Book talk by Professor Samuel Dolbee of Vanderbilt University, organized by the Richard Hovannisian Chair of Modern Armenian History at UCLA, the Armenian Genocide Research Program of the Promise Armenian Institute at UCLA and the UCLA Center for Near Eastern Studies (CNES).
Monday, October 2, 2023
4:00 PM - 6:00 PM (Pacific Time)
Bunche Hall, Room 10383
11282 Portola Plaza
Los Angeles, CA 90095
In this original environmental history, Samuel Dolbee sheds new light on borders and state formation by following locusts and revealing how they shaped both the environment and people's imaginations from the late Ottoman Empire to the Second World War. Drawing on a wide range of archival research in multiple languages, Dolbee details environmental, political, and spatial transformations in the region's history by tracing the movements of locusts and their intimate relationship to people in motion, including Arab and Kurdish nomads, Armenian deportees, and Assyrian refugees, as well as states of the region.
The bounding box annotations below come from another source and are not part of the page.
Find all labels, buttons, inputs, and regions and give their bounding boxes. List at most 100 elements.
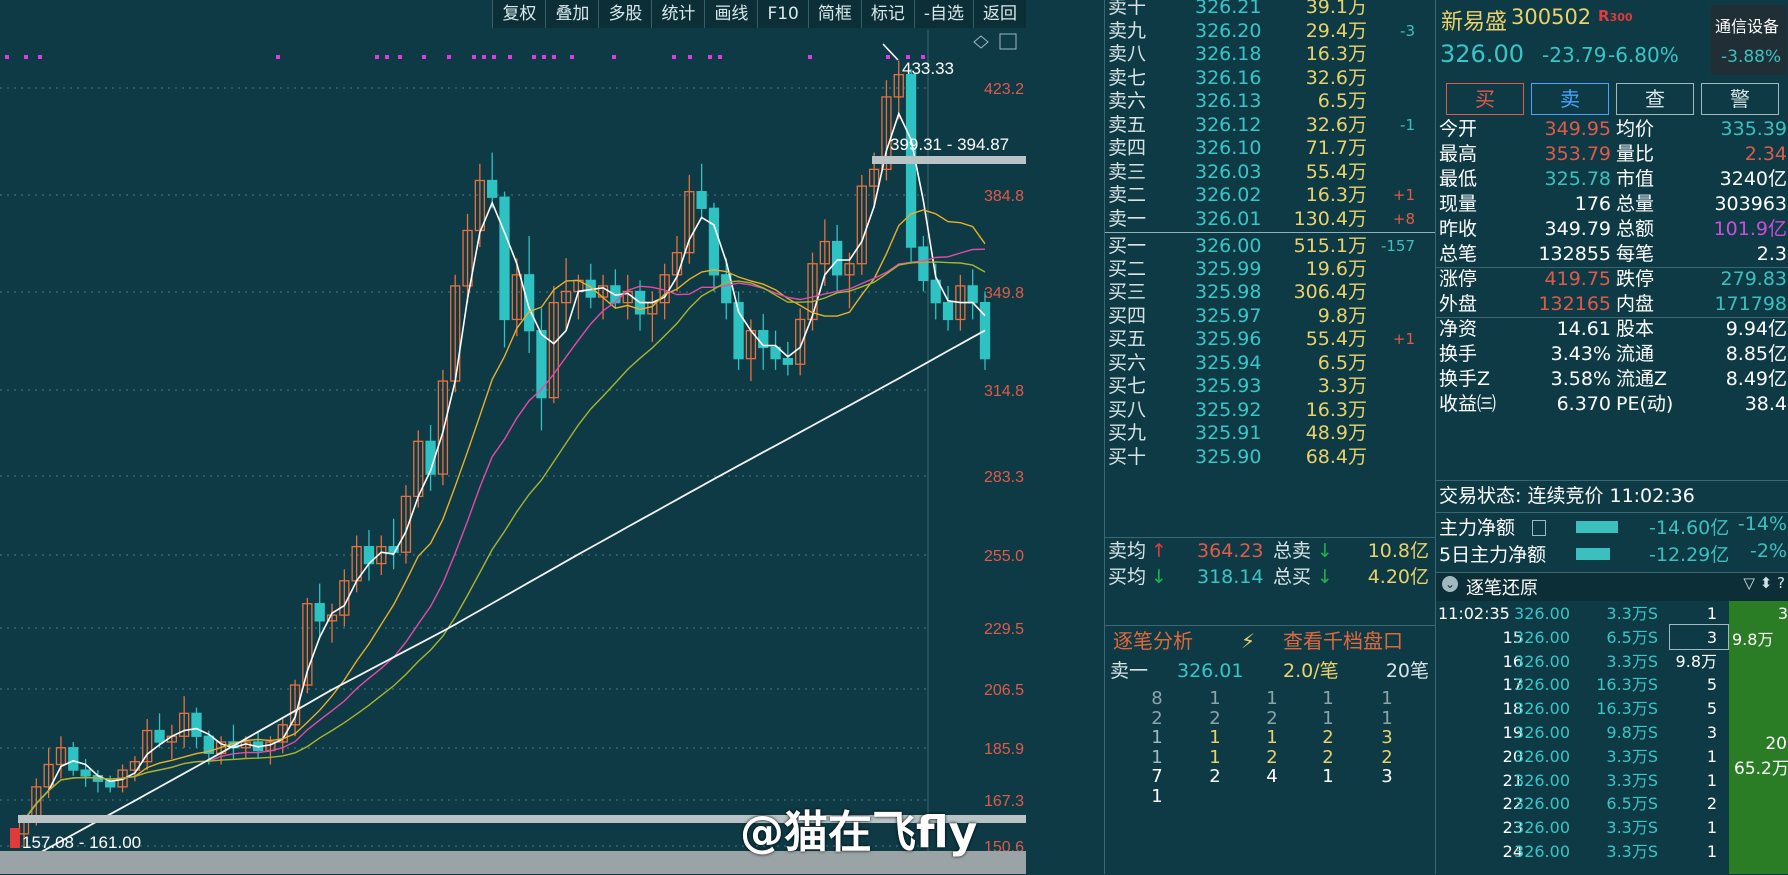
main-flow-bar xyxy=(1576,521,1618,533)
toolbar-button-0[interactable]: 复权 xyxy=(492,0,545,28)
high-price-label: 433.33 xyxy=(902,59,954,78)
trade-cell: 1 xyxy=(1706,842,1717,861)
ask-level-label: 卖七 xyxy=(1108,66,1147,89)
stat-label: 量比 xyxy=(1616,143,1655,165)
sell-button[interactable]: 卖 xyxy=(1531,83,1609,115)
tick-analysis-tab[interactable]: 逐笔分析 xyxy=(1113,629,1193,653)
event-marker xyxy=(708,55,712,59)
ask-row[interactable]: 卖八 326.18 16.3万 xyxy=(1105,41,1435,67)
ask-row[interactable]: 卖一 326.01 130.4万 +8 xyxy=(1105,206,1435,232)
ask-row[interactable]: 卖六 326.13 6.5万 xyxy=(1105,88,1435,114)
tick-grid-row: 7 2 4 1 3 xyxy=(1105,766,1435,788)
ask-row[interactable]: 卖四 326.10 71.7万 xyxy=(1105,135,1435,161)
trade-cell: 326.00 xyxy=(1514,818,1570,838)
badge-sub: 300 xyxy=(1609,11,1633,24)
candle-body xyxy=(967,285,978,304)
candle-body xyxy=(43,763,54,788)
bid-row[interactable]: 买一 326.00 515.1万 -157 xyxy=(1105,232,1435,259)
down-arrow-icon: ↓ xyxy=(1317,540,1333,562)
sector-change: -3.88% xyxy=(1721,47,1782,67)
ask-row[interactable]: 卖十 326.21 39.1万 xyxy=(1105,0,1435,20)
price-tick-label: 206.5 xyxy=(984,682,1024,699)
bid-row[interactable]: 买七 325.93 3.3万 xyxy=(1105,373,1435,399)
price-tick-label: 423.2 xyxy=(984,81,1024,98)
candle-body xyxy=(807,263,818,321)
bid-volume: 515.1万 xyxy=(1293,235,1367,257)
ask-average-row: 卖均 ↑ 364.23 总卖 ↓ 10.8亿 xyxy=(1105,537,1435,564)
candle-body xyxy=(536,329,547,399)
toolbar-button-7[interactable]: 标记 xyxy=(860,0,914,28)
toolbar-button-9[interactable]: 返回 xyxy=(973,0,1026,28)
kline-chart-panel[interactable]: 复权 叠加 多股 统计 画线 F10 简框 标记 -自选 返回 423.2 384.8 349.8 31… xyxy=(0,0,1026,874)
ask-level-label: 卖三 xyxy=(1108,160,1147,183)
event-marker xyxy=(921,55,925,59)
trade-cell: 11:02:35 xyxy=(1438,604,1510,623)
bid-row[interactable]: 买四 325.97 9.8万 xyxy=(1105,303,1435,329)
divider xyxy=(1436,267,1788,268)
toolbar-button-5[interactable]: F10 xyxy=(757,0,807,28)
toolbar-button-2[interactable]: 多股 xyxy=(598,0,651,28)
bid-row[interactable]: 买六 325.94 6.5万 xyxy=(1105,350,1435,376)
bid-volume: 9.8万 xyxy=(1317,304,1367,327)
tick-grid-cell: 2 xyxy=(1209,766,1221,787)
ask-price: 326.03 xyxy=(1195,160,1262,183)
trade-row: 11:02:35 326.00 3.3万S 1 3 xyxy=(1436,602,1788,626)
event-marker xyxy=(492,55,496,59)
bid-row[interactable]: 买二 325.99 19.6万 xyxy=(1105,256,1435,282)
flow5-bar xyxy=(1576,548,1610,560)
candle-body xyxy=(462,229,473,287)
toolbar-button-8[interactable]: -自选 xyxy=(913,0,973,28)
ask-row[interactable]: 卖三 326.03 55.4万 xyxy=(1105,159,1435,185)
candle-body xyxy=(881,96,892,171)
buy-button[interactable]: 买 xyxy=(1446,83,1524,115)
bid-row[interactable]: 买八 325.92 16.3万 xyxy=(1105,397,1435,423)
list-icon[interactable] xyxy=(1532,520,1546,536)
stat-label: 现量 xyxy=(1439,193,1478,215)
filter-sort-help-icons[interactable]: ▽ ⬍ ? xyxy=(1743,574,1785,592)
trade-cell: 3 xyxy=(1777,604,1788,623)
collapse-icon[interactable]: ⌄ xyxy=(1442,576,1458,592)
total-buy-label: 总买 xyxy=(1273,566,1312,588)
toolbar-button-6[interactable]: 简框 xyxy=(807,0,861,28)
bid-row[interactable]: 买五 325.96 55.4万 +1 xyxy=(1105,326,1435,352)
ask-row[interactable]: 卖七 326.16 32.6万 xyxy=(1105,65,1435,91)
candle-body xyxy=(191,712,202,737)
stat-value: 3240亿 xyxy=(1719,168,1787,190)
candle-body xyxy=(388,545,399,553)
gap-lower-band xyxy=(18,815,1026,823)
ask-row[interactable]: 卖九 326.20 29.4万 -3 xyxy=(1105,18,1435,44)
ask-volume: 130.4万 xyxy=(1293,207,1367,230)
candlestick-chart[interactable]: 423.2 384.8 349.8 314.8 283.3 255.0 229.5 206.5… xyxy=(0,0,1026,874)
toolbar-button-1[interactable]: 叠加 xyxy=(545,0,598,28)
bid-avg-label: 买均 xyxy=(1108,566,1147,588)
candle-body xyxy=(277,724,288,743)
candle-body xyxy=(868,168,880,187)
candle-body xyxy=(376,545,387,565)
stat-label: 市值 xyxy=(1616,168,1655,190)
candle-body xyxy=(560,290,572,304)
stat-label: 跌停 xyxy=(1616,268,1655,290)
trade-cell: 17 xyxy=(1502,675,1523,695)
bid-volume-change: +1 xyxy=(1392,330,1415,348)
alert-button[interactable]: 警 xyxy=(1701,83,1779,115)
bid-row[interactable]: 买九 325.91 48.9万 xyxy=(1105,420,1435,446)
view-thousand-level-link[interactable]: 查看千档盘口 xyxy=(1283,629,1403,653)
toolbar-button-4[interactable]: 画线 xyxy=(704,0,757,28)
trade-cell: 326.00 xyxy=(1514,699,1570,719)
query-button[interactable]: 查 xyxy=(1616,83,1694,115)
bid-row[interactable]: 买十 325.90 68.4万 xyxy=(1105,444,1435,470)
order-book-panel: 卖十 326.21 39.1万 卖九 326.20 29.4万 -3 卖八 326.18 16.3… xyxy=(1104,0,1435,874)
bid-row[interactable]: 买三 325.98 306.4万 xyxy=(1105,279,1435,305)
candle-body xyxy=(844,263,855,276)
ask-row[interactable]: 卖五 326.12 32.6万 -1 xyxy=(1105,112,1435,138)
stat-value: 349.95 xyxy=(1544,118,1611,140)
candle-body xyxy=(499,196,510,321)
tick-grid-cell: 1 xyxy=(1381,688,1393,709)
stat-value: 8.85亿 xyxy=(1725,343,1787,365)
sector-box[interactable]: 通信设备 -3.88% xyxy=(1711,5,1787,75)
trade-row: 19 326.00 9.8万S 3 xyxy=(1436,721,1788,745)
bid-volume: 6.5万 xyxy=(1317,351,1367,374)
bid-price: 325.99 xyxy=(1195,257,1262,280)
ask-row[interactable]: 卖二 326.02 16.3万 +1 xyxy=(1105,182,1435,208)
toolbar-button-3[interactable]: 统计 xyxy=(651,0,704,28)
With locusts and moving people at center stage, surprising continuities and ruptures appear in the Jazira, the borderlands of today's Iraq, Syria, and Turkey. Transcending approaches focused on the collapse of the Ottoman Empire or the creation of nation states, Dolbee provides a new perspective on the modern Middle East grounded in environmental change, state violence, and popular resistance.